Sir Keir Starmer has promised to make owning a home a reality for another 1.5 million households, branding Labour “the party of home ownership in Britain today”.
The Labour leader said he wanted to see 70 per cent of households own their own homes and appeared to back more housebuilding in his speech to the Labour Party conference on Tuesday.
After years of rising home ownership, he warned that “under the Tories, the dream of owning your own home is slipping away for too many”.
Reaching 70 per cent home ownership would mean an increase from 65 per cent today and a return to levels last seen in 2003.
Sir Keir said: “My message is this: if you’re grafting every hour to buy your own home, Labour is on your side. Labour is the party of home ownership in Britain today.”
Although the Labour leader did not detail specific policies, he suggested Labour would look to reform the planning system to increase housebuilding, saying: “If you keep inflating demand without increasing supply, house prices will only rise.”
He said: “We will set a new target – 70 per cent home ownership – and we will meet it with a new set of political choices, a Labour set of political choices.
“No more buy-to-let landlords or second homeowners getting in first. We will back working people’s aspiration, help first-time buyers onto the ladder with a new mortgage guarantee scheme, reform planning so speculators can’t stop communities getting shovels in the ground.”
The party has also pledged to increase stamp duty for foreign buyers to prevent overseas investors buying up property and pricing out British households.
Sir Keir’s proposal were welcomed by the National Association of Property Buyers, which represents companies in the quick house buying industry and warned prior to Tuesday’s speech that house prices were already rising again following the cut in stamp duty announced on Friday.
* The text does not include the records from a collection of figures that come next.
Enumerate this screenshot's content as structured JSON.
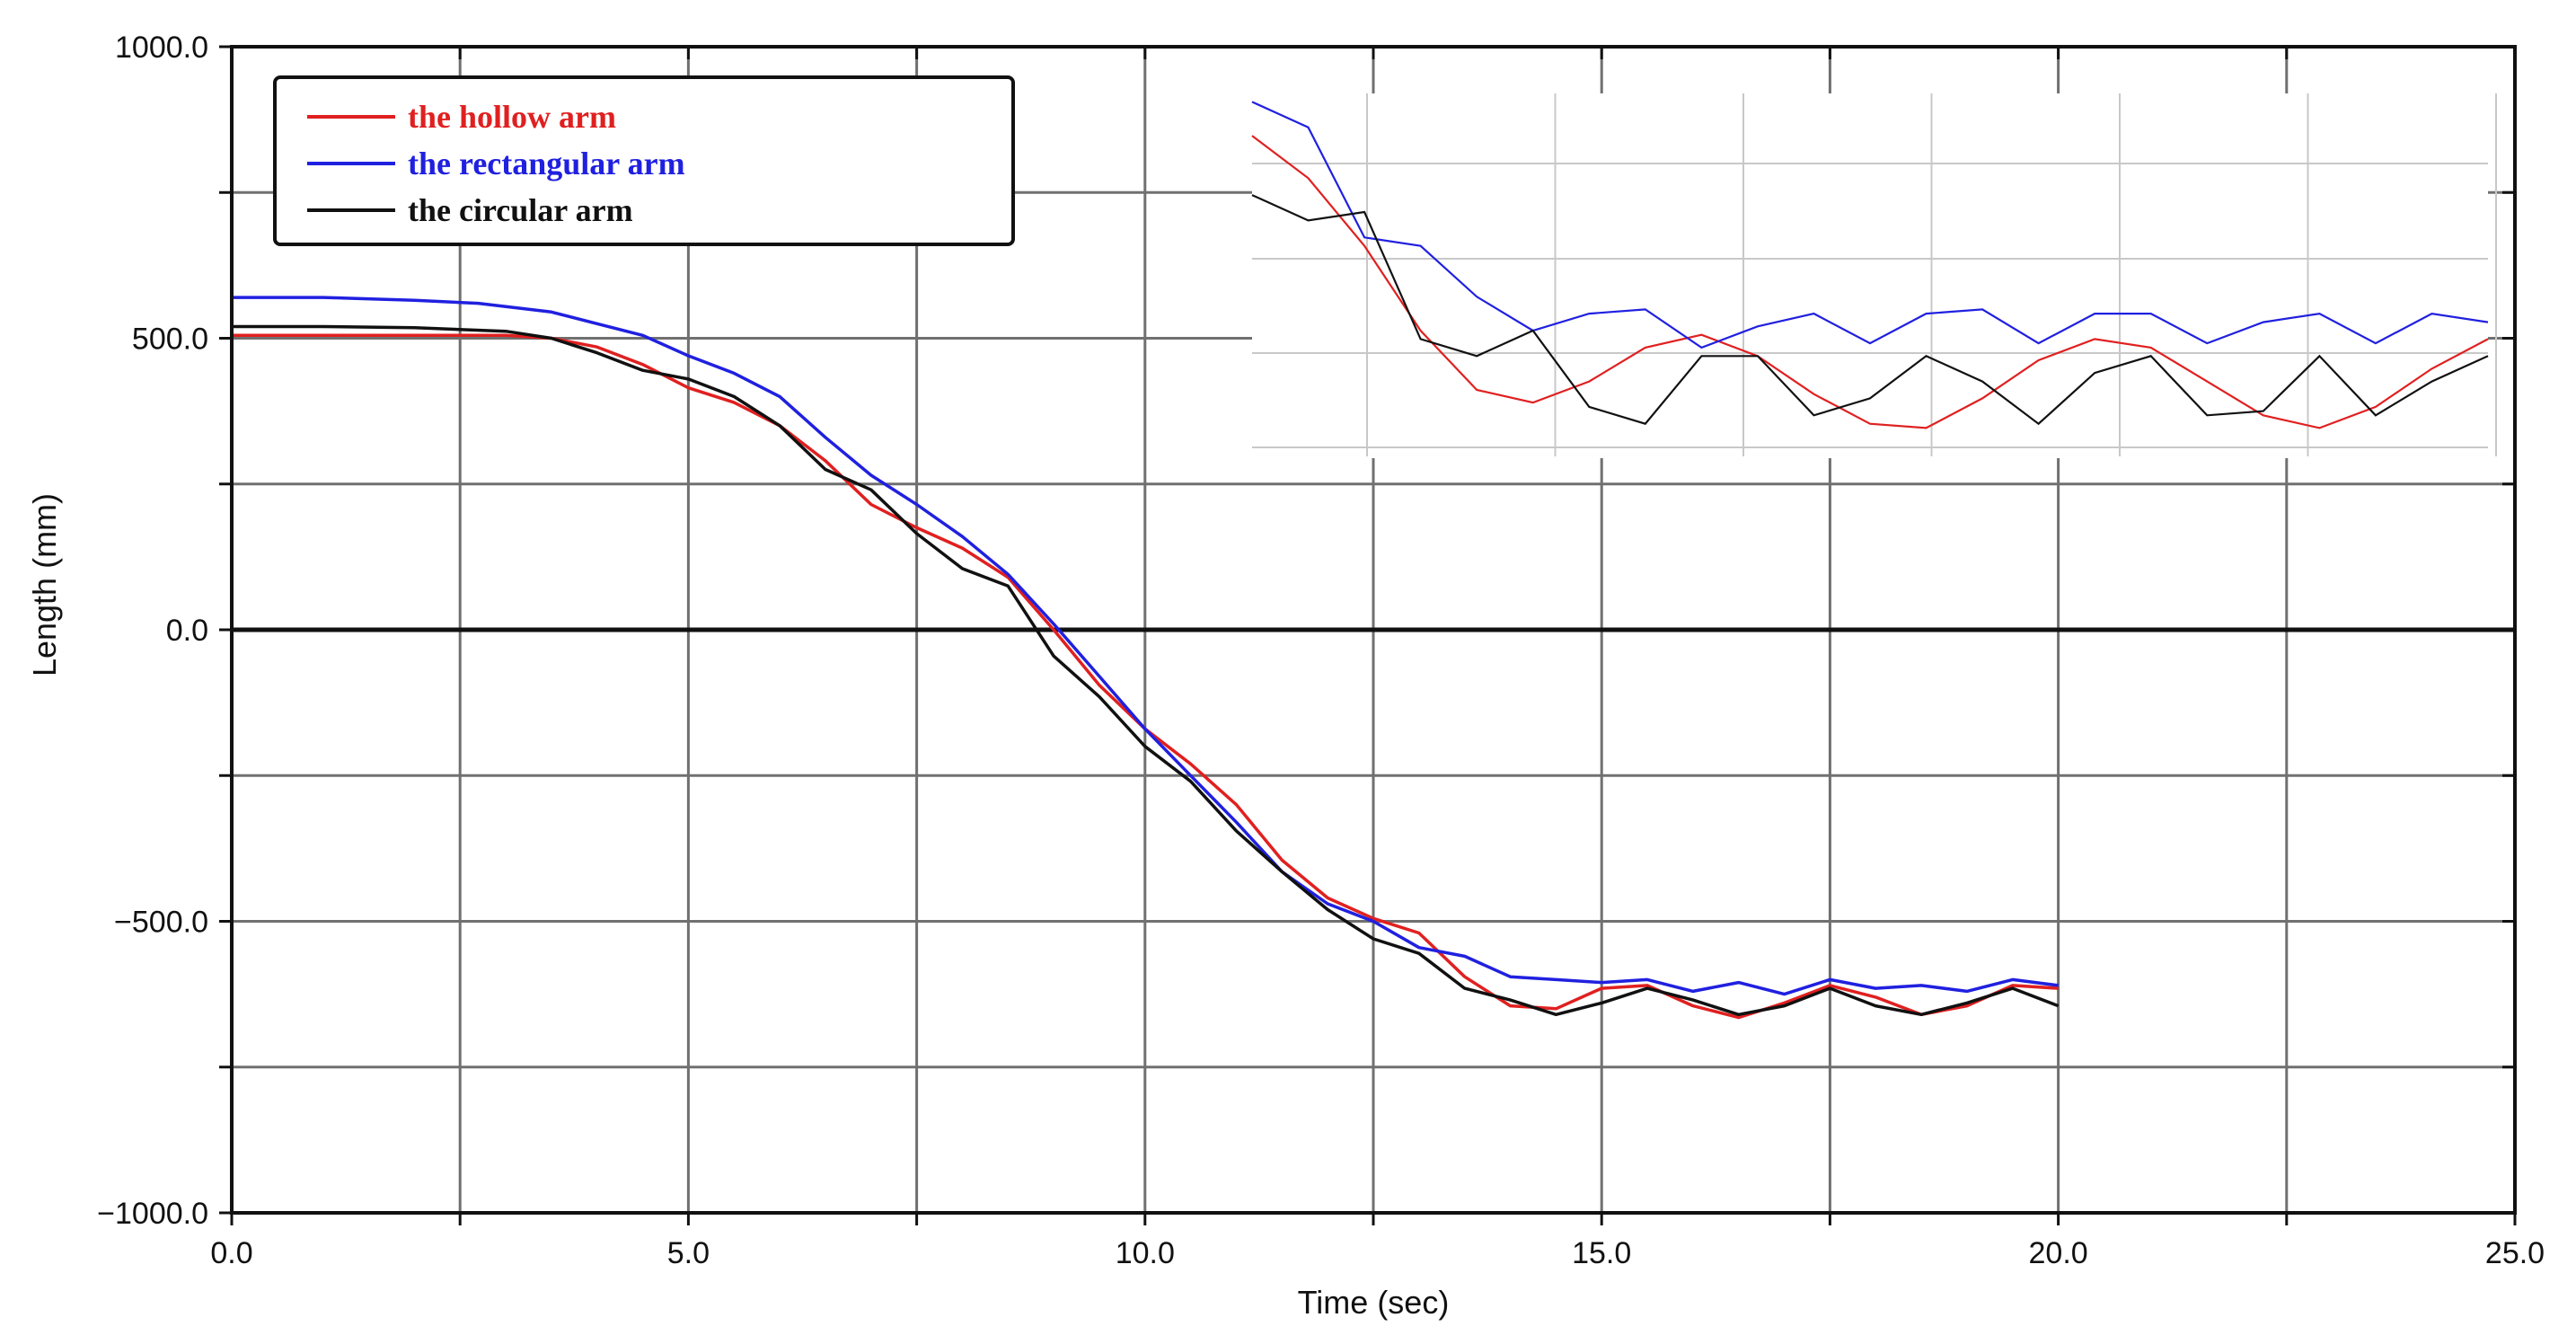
{
  "chart_data": {
    "type": "line",
    "title": "",
    "xlabel": "Time (sec)",
    "ylabel": "Length (mm)",
    "xlim": [
      0,
      25
    ],
    "ylim": [
      -1000,
      1000
    ],
    "x_ticks": [
      0,
      2.5,
      5,
      7.5,
      10,
      12.5,
      15,
      17.5,
      20,
      22.5,
      25
    ],
    "x_tick_labels": [
      "0.0",
      "",
      "5.0",
      "",
      "10.0",
      "",
      "15.0",
      "",
      "20.0",
      "",
      "25.0"
    ],
    "y_ticks": [
      -1000,
      -750,
      -500,
      -250,
      0,
      250,
      500,
      750,
      1000
    ],
    "y_tick_labels": [
      "−1000.0",
      "",
      "−500.0",
      "",
      "0.0",
      "",
      "500.0",
      "",
      "1000.0"
    ],
    "grid": true,
    "legend_position": "top-left",
    "series": [
      {
        "name": "the hollow arm",
        "color": "#e02020",
        "x": [
          0,
          1,
          2,
          3,
          3.5,
          4,
          4.5,
          5,
          5.5,
          6,
          6.5,
          7,
          7.5,
          8,
          8.5,
          9,
          9.5,
          10,
          10.5,
          11,
          11.5,
          12,
          12.5,
          13,
          13.5,
          14,
          14.5,
          15,
          15.5,
          16,
          16.5,
          17,
          17.5,
          18,
          18.5,
          19,
          19.5,
          20
        ],
        "y": [
          505,
          505,
          505,
          505,
          500,
          485,
          455,
          415,
          390,
          350,
          290,
          215,
          175,
          140,
          90,
          0,
          -95,
          -170,
          -230,
          -300,
          -395,
          -460,
          -495,
          -520,
          -595,
          -645,
          -650,
          -615,
          -610,
          -645,
          -665,
          -640,
          -610,
          -630,
          -660,
          -645,
          -610,
          -615
        ]
      },
      {
        "name": "the rectangular arm",
        "color": "#2020e0",
        "x": [
          0,
          1,
          2,
          2.7,
          3.5,
          4,
          4.5,
          5,
          5.5,
          6,
          6.5,
          7,
          7.5,
          8,
          8.5,
          9,
          9.5,
          10,
          10.5,
          11,
          11.5,
          12,
          12.5,
          13,
          13.5,
          14,
          14.5,
          15,
          15.5,
          16,
          16.5,
          17,
          17.5,
          18,
          18.5,
          19,
          19.5,
          20
        ],
        "y": [
          570,
          570,
          565,
          560,
          545,
          525,
          505,
          470,
          440,
          400,
          330,
          265,
          215,
          160,
          95,
          10,
          -80,
          -170,
          -250,
          -330,
          -415,
          -470,
          -500,
          -545,
          -560,
          -595,
          -600,
          -605,
          -600,
          -620,
          -605,
          -625,
          -600,
          -615,
          -610,
          -620,
          -600,
          -610
        ]
      },
      {
        "name": "the circular arm",
        "color": "#111111",
        "x": [
          0,
          1,
          2,
          3,
          3.5,
          4,
          4.5,
          5,
          5.5,
          6,
          6.5,
          7,
          7.5,
          8,
          8.5,
          9,
          9.5,
          10,
          10.5,
          11,
          11.5,
          12,
          12.5,
          13,
          13.5,
          14,
          14.5,
          15,
          15.5,
          16,
          16.5,
          17,
          17.5,
          18,
          18.5,
          19,
          19.5,
          20
        ],
        "y": [
          520,
          520,
          518,
          512,
          500,
          475,
          445,
          430,
          400,
          350,
          275,
          240,
          165,
          105,
          75,
          -45,
          -115,
          -200,
          -260,
          -345,
          -415,
          -480,
          -530,
          -555,
          -615,
          -635,
          -660,
          -640,
          -615,
          -635,
          -660,
          -645,
          -615,
          -645,
          -660,
          -640,
          -615,
          -645
        ]
      }
    ],
    "inset": {
      "description": "zoomed view of steady-state oscillation",
      "series": [
        {
          "name": "the hollow arm",
          "color": "#e02020",
          "y": [
            750,
            700,
            620,
            520,
            450,
            435,
            460,
            500,
            515,
            490,
            445,
            410,
            405,
            440,
            485,
            510,
            500,
            460,
            420,
            405,
            430,
            475,
            510
          ]
        },
        {
          "name": "the rectangular arm",
          "color": "#2020e0",
          "y": [
            790,
            760,
            630,
            620,
            560,
            520,
            540,
            545,
            500,
            525,
            540,
            505,
            540,
            545,
            505,
            540,
            540,
            505,
            530,
            540,
            505,
            540,
            530
          ]
        },
        {
          "name": "the circular arm",
          "color": "#111111",
          "y": [
            680,
            650,
            660,
            510,
            490,
            520,
            430,
            410,
            490,
            490,
            420,
            440,
            490,
            460,
            410,
            470,
            490,
            420,
            425,
            490,
            420,
            460,
            490
          ]
        }
      ]
    }
  }
}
NAPB spokesperson Jonathan Rolande said: “We support Labour’s pledging to build more property and their idea to give first time buyers first refusal on new builds in their area is a pledge that’s bound to be popular.
“The fact overseas buyers will also face a further increase in stamp duty will help level the playing field for local owner occupiers.
“Both of these pledges will be popular with voters fed up with being priced out of homes in their area as they just cannot compete with buy to let or foreign buyers.”
In a separate speech, Lisa Nandy, shadow minister for levelling up, housing and communities told Labour Party Conference that Labour would make social housing the second largest tenure in the country. The plans would be achieved by building a “new generation of council housing”.
Ms Nandy said: “The Tories have turned housing into a racket. Incentivising speculation and profiteering while millions languish on waiting lists in cold damp homes. So we will mend the deliberate vandalism of our social housing stock. Because the idea of a home for life handed on in common ownership to future generations is an idea worth fighting for.”
Inside Housing estimated that a Labour government would need to deliver more than 400,000 social homes to deliver this goal.
The number of households in private renting overtook those in social housing in 2012-13. It now accounts for 19 per cent of households, compared to about 10 per cent in the Eighties and Nineties.
The MP for Wigan also promised a new renters charter and decent homes standard for private renters to “tilt the balance of power back” to tenants.
She said: “Security in your home, the right to make your home your own and most of all the right to live in a home fit for human habitation, is non-negotiable.”